Eine der ungewöhnlichsten Musikerinnen der Bluesszene der vergangenen Jahrzehnte ist unzweifelhaft eine weiße Amerikanerin mit ebenso wechselhafter wie widersprüchlicher Biographie. Candye Kane wandelt seit geraumer Zeit auf musikalischen Pfaden und wird dennoch immer wieder mit ihrer Vergangenheit als Stripperin konfrontiert. Sie engagiert sich für feministische Anliegen aber auch für Aidsinitiativen und Kinderspitäler. Sie zeigt sich als politisch wache und in keiner Weise dem amerikanischen Mainstream verpflichtete Kommentatorin, spricht über ihren jüdischen Glauben und kritisiert doch auch in Bezug auf Israel jegliche Einseitigkeit. Ihre manchmal kontroversen, auch sexuellen Themen liefern einigen Gesprächstoff, denn Engstirnigkeit scheint auch manchen Blueskritikern noch immer eine liebgewonnene Haltung zu sein. Kane ist sich der Ambivalenz ihrer öffentlichen (bzw.

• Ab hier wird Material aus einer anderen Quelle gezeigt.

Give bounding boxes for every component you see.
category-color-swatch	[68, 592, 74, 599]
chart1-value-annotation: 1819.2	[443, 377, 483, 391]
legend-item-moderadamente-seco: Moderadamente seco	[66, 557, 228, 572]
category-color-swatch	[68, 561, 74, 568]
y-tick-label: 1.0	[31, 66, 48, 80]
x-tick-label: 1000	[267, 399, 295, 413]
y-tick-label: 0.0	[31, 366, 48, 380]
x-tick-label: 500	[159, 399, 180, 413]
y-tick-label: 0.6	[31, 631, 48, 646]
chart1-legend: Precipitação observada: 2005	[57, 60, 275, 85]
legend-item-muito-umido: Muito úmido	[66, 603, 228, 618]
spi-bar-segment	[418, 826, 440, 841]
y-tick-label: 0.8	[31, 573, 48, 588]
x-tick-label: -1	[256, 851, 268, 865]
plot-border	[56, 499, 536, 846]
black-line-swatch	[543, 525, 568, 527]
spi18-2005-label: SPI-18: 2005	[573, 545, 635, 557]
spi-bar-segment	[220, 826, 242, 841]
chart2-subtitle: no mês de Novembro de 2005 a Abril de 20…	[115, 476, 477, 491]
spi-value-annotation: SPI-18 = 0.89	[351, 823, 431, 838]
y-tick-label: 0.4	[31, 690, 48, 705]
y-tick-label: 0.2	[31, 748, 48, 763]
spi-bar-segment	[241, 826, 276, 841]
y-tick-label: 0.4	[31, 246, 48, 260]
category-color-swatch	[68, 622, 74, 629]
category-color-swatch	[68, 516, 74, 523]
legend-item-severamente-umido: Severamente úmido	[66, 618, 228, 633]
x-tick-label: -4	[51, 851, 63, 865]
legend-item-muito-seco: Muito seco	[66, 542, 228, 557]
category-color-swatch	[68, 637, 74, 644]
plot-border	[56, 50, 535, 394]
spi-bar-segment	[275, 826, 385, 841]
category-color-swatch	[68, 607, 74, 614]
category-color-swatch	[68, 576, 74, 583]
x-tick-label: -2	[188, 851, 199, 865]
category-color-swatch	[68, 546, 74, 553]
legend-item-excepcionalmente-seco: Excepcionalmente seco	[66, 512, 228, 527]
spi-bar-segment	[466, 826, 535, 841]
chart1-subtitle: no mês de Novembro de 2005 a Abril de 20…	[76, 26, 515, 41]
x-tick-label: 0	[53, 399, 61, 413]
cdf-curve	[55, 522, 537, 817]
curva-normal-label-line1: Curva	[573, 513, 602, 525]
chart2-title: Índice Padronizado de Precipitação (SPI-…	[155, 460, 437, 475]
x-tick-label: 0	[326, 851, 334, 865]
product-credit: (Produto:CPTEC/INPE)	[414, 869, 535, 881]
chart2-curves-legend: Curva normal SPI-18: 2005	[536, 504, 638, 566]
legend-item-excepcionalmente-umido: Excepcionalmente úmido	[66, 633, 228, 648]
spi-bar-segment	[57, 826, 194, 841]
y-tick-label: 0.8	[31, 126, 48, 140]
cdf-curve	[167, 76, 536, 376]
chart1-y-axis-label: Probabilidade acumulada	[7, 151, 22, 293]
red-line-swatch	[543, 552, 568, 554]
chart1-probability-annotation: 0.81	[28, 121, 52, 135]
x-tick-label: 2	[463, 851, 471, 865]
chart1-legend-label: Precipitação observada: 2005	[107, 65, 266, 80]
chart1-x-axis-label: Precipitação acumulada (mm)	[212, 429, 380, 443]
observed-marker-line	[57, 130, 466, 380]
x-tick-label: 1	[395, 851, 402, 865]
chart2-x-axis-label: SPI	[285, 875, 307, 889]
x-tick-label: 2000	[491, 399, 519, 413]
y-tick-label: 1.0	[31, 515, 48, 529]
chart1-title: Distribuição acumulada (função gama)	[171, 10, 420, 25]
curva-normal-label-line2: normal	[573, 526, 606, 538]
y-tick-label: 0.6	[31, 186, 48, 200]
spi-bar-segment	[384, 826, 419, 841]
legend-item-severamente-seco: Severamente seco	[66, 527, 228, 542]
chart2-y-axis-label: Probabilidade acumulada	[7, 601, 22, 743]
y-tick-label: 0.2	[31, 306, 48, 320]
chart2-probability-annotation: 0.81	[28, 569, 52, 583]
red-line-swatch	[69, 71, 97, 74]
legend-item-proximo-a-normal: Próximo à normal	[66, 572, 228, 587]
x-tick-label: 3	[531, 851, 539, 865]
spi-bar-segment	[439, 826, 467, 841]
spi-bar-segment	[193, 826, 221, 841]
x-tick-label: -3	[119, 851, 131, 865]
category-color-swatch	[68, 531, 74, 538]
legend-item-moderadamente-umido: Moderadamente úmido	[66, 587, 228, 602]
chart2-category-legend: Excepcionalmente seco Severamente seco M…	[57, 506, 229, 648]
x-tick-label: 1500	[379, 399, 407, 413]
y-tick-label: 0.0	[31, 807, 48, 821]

veröffentlichten) Erscheinung indes bewusst, nimmt deren negative Seiten nicht ohne Bedauern wahr, sieht darin aber auch Chancen der bleibenden Eigenständigkeit. „I ́m the toughest girl alive / I walked through the fire and survived“, singt sie und vermittelt dies auch im Interview überaus glaubhaft. Mit kraftvoll zupackender Stimme ist Candye Kane zwischen Bigbandblues, Swing sowie etwas Gospel und Rock geschult und sich der großen historischen Vorbilder wohl bewusst.